Controllability matrix: \[Q_c = \begin{bmatrix} B & AB & A^2B \end{bmatrix}\]

Calculate \(AB\): \[AB = \begin{bmatrix} 0 & a_1 & 0 \\ 0 & 0 & a_2 \\ a_3 & 0 & 0 \end{bmatrix} \begin{bmatrix} 0 \\ 0 \\ 1 \end{bmatrix} = \begin{bmatrix} 0 \\ a_2 \\ 0 \end{bmatrix}\]

Calculate \(A^2\): \[A^2 = \begin{bmatrix} 0 & 0 & a_1a_2 \\ a_2a_3 & 0 & 0 \\ 0 & a_1a_3 & 0 \end{bmatrix}\]

Calculate \(A^2B\): \[A^2B = \begin{bmatrix} 0 & 0 & a_1a_2 \\ a_2a_3 & 0 & 0 \\ 0 & a_1a_3 & 0 \end{bmatrix} \begin{bmatrix} 0 \\ 0 \\ 1 \end{bmatrix} = \begin{bmatrix} a_1a_2 \\ 0 \\ 0 \end{bmatrix}\]

Controllability matrix: \[Q_c = \begin{bmatrix} 0 & 0 & a_1a_2 \\ 0 & a_2 & 0 \\ 1 & 0 & 0 \end{bmatrix}\]

Determinant: \[\det(Q_c) = -a_1a_2^2\]

For controllability, \(\det(Q_c) \neq 0\): \[a_1 \neq 0 \quad \text{and} \quad a_2 \neq 0\] (\(a_3\) can be any value)
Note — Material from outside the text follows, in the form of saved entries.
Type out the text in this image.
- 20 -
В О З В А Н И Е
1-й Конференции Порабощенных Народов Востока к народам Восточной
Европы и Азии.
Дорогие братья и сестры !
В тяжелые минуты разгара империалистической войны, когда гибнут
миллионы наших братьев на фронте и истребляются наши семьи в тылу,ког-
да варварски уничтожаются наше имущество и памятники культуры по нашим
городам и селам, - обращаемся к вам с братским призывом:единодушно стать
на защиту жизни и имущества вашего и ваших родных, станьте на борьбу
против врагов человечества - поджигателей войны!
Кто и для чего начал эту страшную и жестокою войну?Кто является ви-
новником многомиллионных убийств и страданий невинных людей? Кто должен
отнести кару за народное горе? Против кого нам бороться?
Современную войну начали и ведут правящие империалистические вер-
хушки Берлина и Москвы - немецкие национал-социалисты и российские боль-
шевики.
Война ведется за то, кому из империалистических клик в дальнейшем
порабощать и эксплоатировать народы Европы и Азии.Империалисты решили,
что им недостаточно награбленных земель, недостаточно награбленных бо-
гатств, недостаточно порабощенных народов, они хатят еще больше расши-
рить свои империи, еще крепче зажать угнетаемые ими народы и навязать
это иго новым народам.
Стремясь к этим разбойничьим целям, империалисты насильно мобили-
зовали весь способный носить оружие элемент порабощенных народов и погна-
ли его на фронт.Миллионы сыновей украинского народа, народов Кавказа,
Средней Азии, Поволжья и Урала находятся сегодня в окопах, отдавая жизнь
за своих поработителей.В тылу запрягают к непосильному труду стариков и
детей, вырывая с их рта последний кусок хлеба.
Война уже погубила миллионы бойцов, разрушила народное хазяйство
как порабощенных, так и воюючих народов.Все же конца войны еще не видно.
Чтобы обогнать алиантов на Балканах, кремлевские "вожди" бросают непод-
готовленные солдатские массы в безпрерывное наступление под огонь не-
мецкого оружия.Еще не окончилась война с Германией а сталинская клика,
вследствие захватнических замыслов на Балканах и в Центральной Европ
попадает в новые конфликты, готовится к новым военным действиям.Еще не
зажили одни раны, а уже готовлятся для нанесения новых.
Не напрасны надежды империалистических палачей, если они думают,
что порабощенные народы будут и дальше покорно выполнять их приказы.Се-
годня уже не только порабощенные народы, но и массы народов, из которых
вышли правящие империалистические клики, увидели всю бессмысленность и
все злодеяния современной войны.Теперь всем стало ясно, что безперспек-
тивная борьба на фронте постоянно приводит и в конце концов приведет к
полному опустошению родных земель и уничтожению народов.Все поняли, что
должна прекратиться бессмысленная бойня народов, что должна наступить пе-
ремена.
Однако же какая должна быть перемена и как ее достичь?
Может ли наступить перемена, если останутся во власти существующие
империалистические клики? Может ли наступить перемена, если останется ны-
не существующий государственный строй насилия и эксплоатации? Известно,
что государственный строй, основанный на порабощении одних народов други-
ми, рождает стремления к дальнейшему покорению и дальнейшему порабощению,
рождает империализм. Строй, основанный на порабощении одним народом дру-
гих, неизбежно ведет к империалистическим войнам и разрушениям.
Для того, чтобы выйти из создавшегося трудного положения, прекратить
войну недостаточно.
Therefore, the system is controllable when \(a_1 \neq 0, a_2 \neq 0, a_3 = 0\).

Given: \(G(s) = \dfrac{(s^2 + 9)(s + 2)}{(s + 1)(s + 3)(s + 4)}\)

For sinusoidal input \(\sin(\omega t)\), the steady-state output is zero when \(|G(j\omega)| = 0\).

Substitute \(s = j\omega\): \[G(j\omega) = \frac{((j\omega)^2 + 9)(j\omega + 2)}{(j\omega + 1)(j\omega + 3)(j\omega + 4)} = \frac{(-\omega^2 + 9)(j\omega + 2)}{(j\omega + 1)(j\omega + 3)(j\omega + 4)}\]

Magnitude: \[|G(j\omega)| = \frac{|-\omega^2 + 9| \cdot |j\omega + 2|}{|j\omega + 1| \cdot |j\omega + 3| \cdot |j\omega + 4|}\]

For \(|G(j\omega)| = 0\), the numerator must be zero: \[|-\omega^2 + 9| = 0 \Rightarrow \omega^2 = 9 \Rightarrow \omega = 3 \text{ rad/s}\]

At \(\omega = 3\) rad/s, the term \((s^2 + 9)\) in numerator becomes zero, making the transfer function magnitude zero.

Therefore, the steady-state output is zero at \(\omega = 3\) rad/s.